A partire dall’articolo di Butterworth, mi sono appassionato alla storia di William Vincent (2)  e ancor più al suo presunto manuale di magia. Approfondendo i significati nascosti, le allusioni e le suggestioni evocate dalle pagine di Hocus Pocus Junior, la tesi di Butterworth mi è apparsa sempre più fragile: gli indizi che associavano Vincent a Hocus Pocus Junior erano discutibili poiché, in sintesi, si basavano sull’omonimia tra autore e titolo e sulla supposizione di un isolato commentatore dell’epoca. (3)  Mi è parso una contraddizione in termini affermare che Vincent avesse usato il nome d’arte per nascondere al lettore la propria identità e non farsi riconoscere: tutti all’epoca lo conoscevano con questo pseudonimo, mentre il vero autore del libro dichiarava l’esplicita intenzione di restare anonimo in modo assai lapidario al termine del trattato (sebbene la frase fosse stata aggiunta solo nella seconda edizione):

Se vi fossero alcuni che domandassero ’l mio nome, dite loro che non son tenuto a farlo.
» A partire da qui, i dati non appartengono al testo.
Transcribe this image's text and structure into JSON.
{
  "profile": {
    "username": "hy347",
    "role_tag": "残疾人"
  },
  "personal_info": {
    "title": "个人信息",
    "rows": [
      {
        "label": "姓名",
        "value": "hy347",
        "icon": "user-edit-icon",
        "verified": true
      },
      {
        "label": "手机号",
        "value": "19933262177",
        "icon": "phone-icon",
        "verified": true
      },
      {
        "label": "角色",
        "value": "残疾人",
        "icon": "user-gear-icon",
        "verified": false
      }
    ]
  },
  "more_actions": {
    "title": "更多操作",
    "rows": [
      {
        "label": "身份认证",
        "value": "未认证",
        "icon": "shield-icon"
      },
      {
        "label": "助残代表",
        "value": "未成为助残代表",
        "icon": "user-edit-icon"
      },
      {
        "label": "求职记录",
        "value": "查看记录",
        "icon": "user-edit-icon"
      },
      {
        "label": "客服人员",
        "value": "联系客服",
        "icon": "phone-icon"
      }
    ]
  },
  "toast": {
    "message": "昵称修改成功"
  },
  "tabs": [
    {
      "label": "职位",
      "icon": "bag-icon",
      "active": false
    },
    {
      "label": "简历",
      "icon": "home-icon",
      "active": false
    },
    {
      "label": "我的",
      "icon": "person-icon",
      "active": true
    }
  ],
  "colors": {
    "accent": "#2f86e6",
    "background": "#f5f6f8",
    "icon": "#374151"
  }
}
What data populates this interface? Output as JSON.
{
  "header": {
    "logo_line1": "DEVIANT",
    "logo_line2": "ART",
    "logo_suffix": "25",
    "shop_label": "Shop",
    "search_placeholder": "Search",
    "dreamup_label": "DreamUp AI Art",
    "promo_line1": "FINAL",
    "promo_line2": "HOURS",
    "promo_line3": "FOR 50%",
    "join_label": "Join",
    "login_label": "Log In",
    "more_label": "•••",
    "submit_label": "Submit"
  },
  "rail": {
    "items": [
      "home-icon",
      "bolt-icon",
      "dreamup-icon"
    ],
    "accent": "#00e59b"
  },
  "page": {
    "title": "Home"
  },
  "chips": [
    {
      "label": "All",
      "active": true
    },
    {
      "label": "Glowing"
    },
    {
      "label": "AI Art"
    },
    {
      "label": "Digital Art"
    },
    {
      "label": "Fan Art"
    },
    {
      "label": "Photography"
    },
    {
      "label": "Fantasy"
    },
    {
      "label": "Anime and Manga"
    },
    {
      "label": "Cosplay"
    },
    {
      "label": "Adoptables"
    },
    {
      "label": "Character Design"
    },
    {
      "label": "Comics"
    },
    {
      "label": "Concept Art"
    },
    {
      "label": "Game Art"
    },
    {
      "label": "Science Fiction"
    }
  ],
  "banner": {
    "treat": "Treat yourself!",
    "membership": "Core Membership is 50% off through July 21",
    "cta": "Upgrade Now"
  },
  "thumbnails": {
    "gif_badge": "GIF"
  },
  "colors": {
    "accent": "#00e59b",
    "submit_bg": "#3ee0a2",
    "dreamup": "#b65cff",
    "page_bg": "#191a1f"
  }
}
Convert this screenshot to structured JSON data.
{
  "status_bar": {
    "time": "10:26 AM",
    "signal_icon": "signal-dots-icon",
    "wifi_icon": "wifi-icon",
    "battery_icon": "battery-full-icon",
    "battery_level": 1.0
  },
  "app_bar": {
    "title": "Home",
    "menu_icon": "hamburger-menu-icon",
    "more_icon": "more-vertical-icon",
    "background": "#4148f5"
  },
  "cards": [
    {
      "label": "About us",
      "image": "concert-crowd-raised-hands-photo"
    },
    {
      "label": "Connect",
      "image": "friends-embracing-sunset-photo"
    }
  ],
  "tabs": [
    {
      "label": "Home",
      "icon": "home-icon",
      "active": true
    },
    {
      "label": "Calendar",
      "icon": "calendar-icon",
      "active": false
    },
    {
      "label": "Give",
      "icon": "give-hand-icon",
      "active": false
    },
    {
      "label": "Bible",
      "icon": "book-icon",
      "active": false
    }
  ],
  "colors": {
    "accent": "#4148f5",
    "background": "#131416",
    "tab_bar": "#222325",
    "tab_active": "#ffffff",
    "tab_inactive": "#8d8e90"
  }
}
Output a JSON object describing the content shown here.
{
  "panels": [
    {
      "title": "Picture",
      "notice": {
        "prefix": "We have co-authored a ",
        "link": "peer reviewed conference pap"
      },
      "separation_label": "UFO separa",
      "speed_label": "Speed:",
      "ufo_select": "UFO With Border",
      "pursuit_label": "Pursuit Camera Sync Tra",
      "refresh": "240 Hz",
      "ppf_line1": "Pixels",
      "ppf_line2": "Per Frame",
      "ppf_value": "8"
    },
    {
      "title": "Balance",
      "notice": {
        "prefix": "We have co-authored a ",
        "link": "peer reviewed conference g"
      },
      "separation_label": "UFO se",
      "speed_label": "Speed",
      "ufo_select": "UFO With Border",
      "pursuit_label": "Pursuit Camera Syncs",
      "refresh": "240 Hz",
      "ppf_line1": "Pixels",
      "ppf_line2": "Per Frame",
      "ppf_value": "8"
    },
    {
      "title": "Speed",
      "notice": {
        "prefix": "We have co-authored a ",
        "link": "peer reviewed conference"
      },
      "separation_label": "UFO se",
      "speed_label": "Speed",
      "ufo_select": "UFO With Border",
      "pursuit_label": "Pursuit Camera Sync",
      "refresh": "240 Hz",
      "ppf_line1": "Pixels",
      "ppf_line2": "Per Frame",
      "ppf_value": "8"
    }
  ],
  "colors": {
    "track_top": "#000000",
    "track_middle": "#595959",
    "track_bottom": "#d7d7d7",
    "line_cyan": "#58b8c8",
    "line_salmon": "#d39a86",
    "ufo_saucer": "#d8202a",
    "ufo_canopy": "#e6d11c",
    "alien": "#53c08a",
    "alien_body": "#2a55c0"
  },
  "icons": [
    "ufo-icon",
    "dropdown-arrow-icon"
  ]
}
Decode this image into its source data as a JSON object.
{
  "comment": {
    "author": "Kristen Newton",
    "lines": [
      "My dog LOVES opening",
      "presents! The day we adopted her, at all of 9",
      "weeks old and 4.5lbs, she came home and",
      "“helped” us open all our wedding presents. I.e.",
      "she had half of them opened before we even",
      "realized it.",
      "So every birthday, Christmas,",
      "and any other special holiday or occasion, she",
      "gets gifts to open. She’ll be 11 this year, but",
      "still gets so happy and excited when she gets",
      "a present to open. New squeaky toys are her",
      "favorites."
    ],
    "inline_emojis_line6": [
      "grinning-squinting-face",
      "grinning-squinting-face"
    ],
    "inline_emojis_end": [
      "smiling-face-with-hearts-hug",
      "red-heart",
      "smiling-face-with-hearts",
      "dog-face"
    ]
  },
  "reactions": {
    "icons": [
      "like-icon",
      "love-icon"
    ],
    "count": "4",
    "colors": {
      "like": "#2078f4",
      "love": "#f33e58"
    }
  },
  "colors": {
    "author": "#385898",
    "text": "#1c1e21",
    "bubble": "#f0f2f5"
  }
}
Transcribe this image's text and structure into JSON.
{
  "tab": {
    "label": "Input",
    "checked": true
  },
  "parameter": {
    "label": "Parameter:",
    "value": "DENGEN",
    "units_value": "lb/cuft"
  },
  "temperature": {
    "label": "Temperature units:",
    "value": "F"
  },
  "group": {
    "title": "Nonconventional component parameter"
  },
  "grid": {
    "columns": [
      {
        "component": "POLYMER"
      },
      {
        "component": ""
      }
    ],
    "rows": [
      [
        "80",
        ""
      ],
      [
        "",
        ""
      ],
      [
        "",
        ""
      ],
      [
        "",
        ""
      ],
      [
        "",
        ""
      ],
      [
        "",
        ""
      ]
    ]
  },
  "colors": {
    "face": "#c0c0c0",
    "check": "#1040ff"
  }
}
Firmare l’opera come “Hocus Pocus” l’avrebbe immediatamente fatto identificare come William Vincent, tanto più che il collegamento tra i due nomi era documentato da diverse registrazioni di pagamenti a credito del prestigiatore. Si legga poi l’annuncio con cui l’autore concludeva il suo libretto:

...e se il tempo mi concederà il piacere dedicherò il mio intelletto ad un soggetto migliore.

È difficile credere che un prestigiatore popolare e in piena attività come Hocus Pocus potesse esprimere un impegno del genere: William Vincent, infatti, aveva proseguito nell’esercizio della sua professione di giocoliere e intrattenitore per almeno una decina di anni dopo la pubblicazione del suo presunto manuale. È altresì difficile credere che un giocoliere itinerante trovasse anche il tempo e le risorse per dedicarsi a opere letterarie, come sottintende la frase; è più verosimile che l’autore fosse qualcuno che dal proprio prestigioso ruolo sociale e culturale aveva ceduto temporaneamente a un Arte minore le proprie facoltà intellettuali, ritenendo questa al contempo un soggetto su cui era meglio evitare ulteriori coinvolgimenti.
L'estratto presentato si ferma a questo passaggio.